Dingli handed Franklin a second pot and he could se
e at once that, under the orange light, it was slightly more purple. When Dingli pulled back the fabric, allowing the light to once more return to its natural state, Franklin looked down and saw that the contents of the two pots that he held in his hands now looked identical.
“Take it from an old man like me,” Dingli said, putting away his pots, “Man has forgotten how to see. Instead, humanity walks with blinkers. We are so obsessed with looking to the future or back to the past that no time is taken to observe the present. Even artists are often blinded by what they call their 'vision'.”
Dingli led Franklin out of the shed and back towards the central part of the workshop, “But through our craft, we have come to know how to appreciate the immense treasures that we already have, which are here, right now. It is ironic that we are called forgers because, in the end, we are the only ones who look closely at the real thing. If there is one thing that you should remember from old Scultore, then it is this: beauty is everywhere, just take the time to appreciate the miracle.”

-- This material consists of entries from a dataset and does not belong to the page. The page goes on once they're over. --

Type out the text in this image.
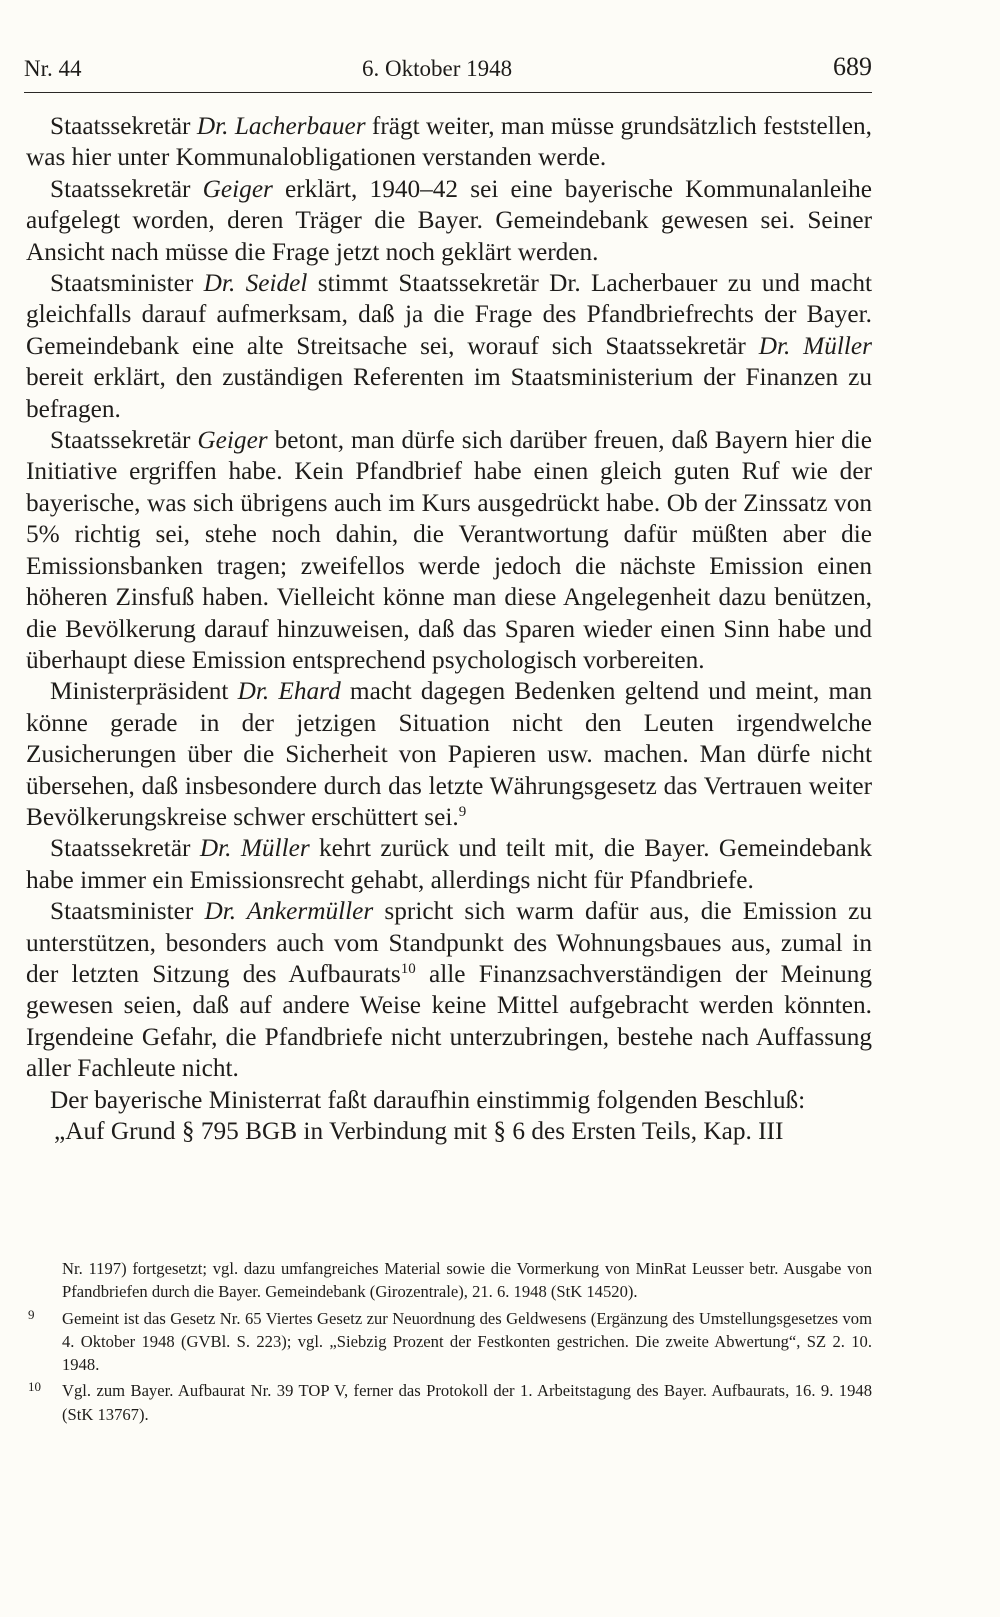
Nr. 44	6. Oktober 1948	689

Staatssekretär Dr. Lacherbauer frägt weiter, man müsse grundsätzlich feststellen, was hier unter Kommunalobligationen verstanden werde.

Staatssekretär Geiger erklärt, 1940–42 sei eine bayerische Kommunalanleihe aufgelegt worden, deren Träger die Bayer. Gemeindebank gewesen sei. Seiner Ansicht nach müsse die Frage jetzt noch geklärt werden.

Staatsminister Dr. Seidel stimmt Staatssekretär Dr. Lacherbauer zu und macht gleichfalls darauf aufmerksam, daß ja die Frage des Pfandbriefrechts der Bayer. Gemeindebank eine alte Streitsache sei, worauf sich Staatssekretär Dr. Müller bereit erklärt, den zuständigen Referenten im Staatsministerium der Finanzen zu befragen.

Staatssekretär Geiger betont, man dürfe sich darüber freuen, daß Bayern hier die Initiative ergriffen habe. Kein Pfandbrief habe einen gleich guten Ruf wie der bayerische, was sich übrigens auch im Kurs ausgedrückt habe. Ob der Zinssatz von 5% richtig sei, stehe noch dahin, die Verantwortung dafür müßten aber die Emissionsbanken tragen; zweifellos werde jedoch die nächste Emission einen höheren Zinsfuß haben. Vielleicht könne man diese Angelegenheit dazu benützen, die Bevölkerung darauf hinzuweisen, daß das Sparen wieder einen Sinn habe und überhaupt diese Emission entsprechend psychologisch vorbereiten.

Ministerpräsident Dr. Ehard macht dagegen Bedenken geltend und meint, man könne gerade in der jetzigen Situation nicht den Leuten irgendwelche Zusicherungen über die Sicherheit von Papieren usw. machen. Man dürfe nicht übersehen, daß insbesondere durch das letzte Währungsgesetz das Vertrauen weiter Bevölkerungskreise schwer erschüttert sei.$^9$

Staatssekretär Dr. Müller kehrt zurück und teilt mit, die Bayer. Gemeindebank habe immer ein Emissionsrecht gehabt, allerdings nicht für Pfandbriefe.

Staatsminister Dr. Ankermüller spricht sich warm dafür aus, die Emission zu unterstützen, besonders auch vom Standpunkt des Wohnungsbaues aus, zumal in der letzten Sitzung des Aufbaurats$^{10}$ alle Finanzsachverständigen der Meinung gewesen seien, daß auf andere Weise keine Mittel aufgebracht werden könnten. Irgendeine Gefahr, die Pfandbriefe nicht unterzubringen, bestehe nach Auffassung aller Fachleute nicht.

Der bayerische Ministerrat faßt daraufhin einstimmig folgenden Beschluß:

„Auf Grund § 795 BGB in Verbindung mit § 6 des Ersten Teils, Kap. III

Nr. 1197) fortgesetzt; vgl. dazu umfangreiches Material sowie die Vormerkung von MinRat Leusser betr. Ausgabe von Pfandbriefen durch die Bayer. Gemeindebank (Girozentrale), 21. 6. 1948 (StK 14520).

$^9$ Gemeint ist das Gesetz Nr. 65 Viertes Gesetz zur Neuordnung des Geldwesens (Ergänzung des Umstellungsgesetzes vom 4. Oktober 1948 (GVBl. S. 223); vgl. „Siebzig Prozent der Festkonten gestrichen. Die zweite Abwertung“, SZ 2. 10. 1948.
$^{10}$ Vgl. zum Bayer. Aufbaurat Nr. 39 TOP V, ferner das Protokoll der 1. Arbeitstagung des Bayer. Aufbaurats, 16. 9. 1948 (StK 13767).
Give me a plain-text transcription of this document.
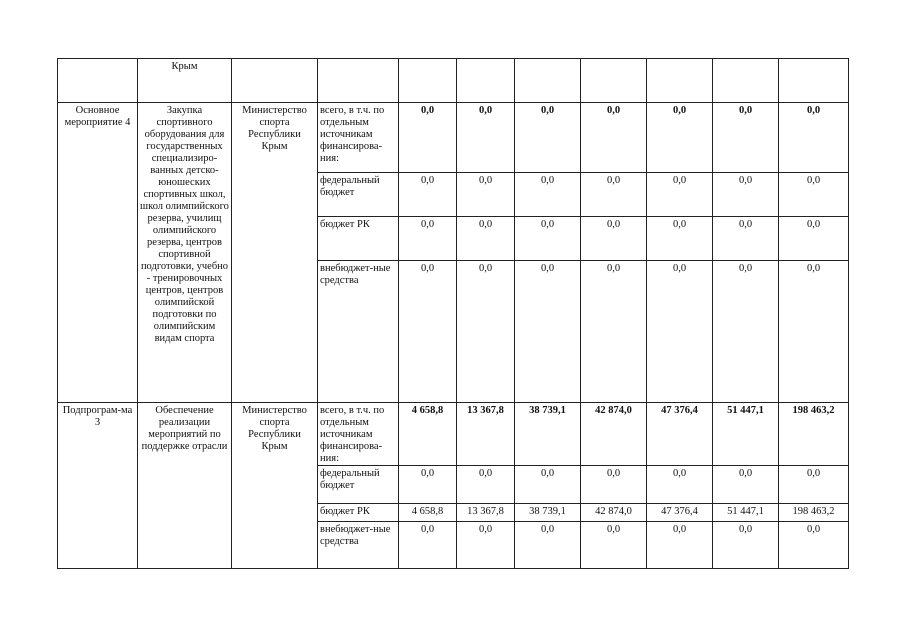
	Крым									
Основное мероприятие 4	Закупка спортивного оборудования для государственных специализиро-ванных детско-юношеских спортивных школ, школ олимпийского резерва, училищ олимпийского резерва, центров спортивной подготовки, учебно - тренировочных центров, центров олимпийской подготовки по олимпийским видам спорта	Министерство спорта Республики Крым	всего, в т.ч. по отдельным источникам финансирова-ния:	0,0	0,0	0,0	0,0	0,0	0,0	0,0
			федеральный бюджет	0,0	0,0	0,0	0,0	0,0	0,0	0,0
			бюджет РК	0,0	0,0	0,0	0,0	0,0	0,0	0,0
			внебюджет-ные средства	0,0	0,0	0,0	0,0	0,0	0,0	0,0
Подпрограм-ма 3	Обеспечение реализации мероприятий по поддержке отрасли	Министерство спорта Республики Крым	всего, в т.ч. по отдельным источникам финансирова-ния:	4 658,8	13 367,8	38 739,1	42 874,0	47 376,4	51 447,1	198 463,2
			федеральный бюджет	0,0	0,0	0,0	0,0	0,0	0,0	0,0
			бюджет РК	4 658,8	13 367,8	38 739,1	42 874,0	47 376,4	51 447,1	198 463,2
			внебюджет-ные средства	0,0	0,0	0,0	0,0	0,0	0,0	0,0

Franklin followed Dingli back across the courtyard which was now deserted, the children no longer playing and the dust no longer billowing in the wake of their games. As they reached his car, Franklin held out the rest of the bundle of notes, closing the old man’s hand around it when he refused to take it.
“Scultore,” Franklin said as the old man protested, “it is only a fraction of the compensation that is due to the greatest forger of Egyptian antiquities.”
The old man smiled thankfully and took the money, “Oh you know we fools like compliments. But no, Mr. Hunter, please. I am old and suffer from many ailments, but thankfully vanity has not yet clouded my mind. The Scultore did a good job once, but…,” and an impish twinkle appeared in his eyes as he looked over his shoulder before lowering his voice to a conspiratorial murmur, “there is only one who is truly worthy of that mantle. Only one great artist, who could be said to exceed even the masters of ancient Egypt, and whose work, in its own right, should be celebrated for centuries to come.”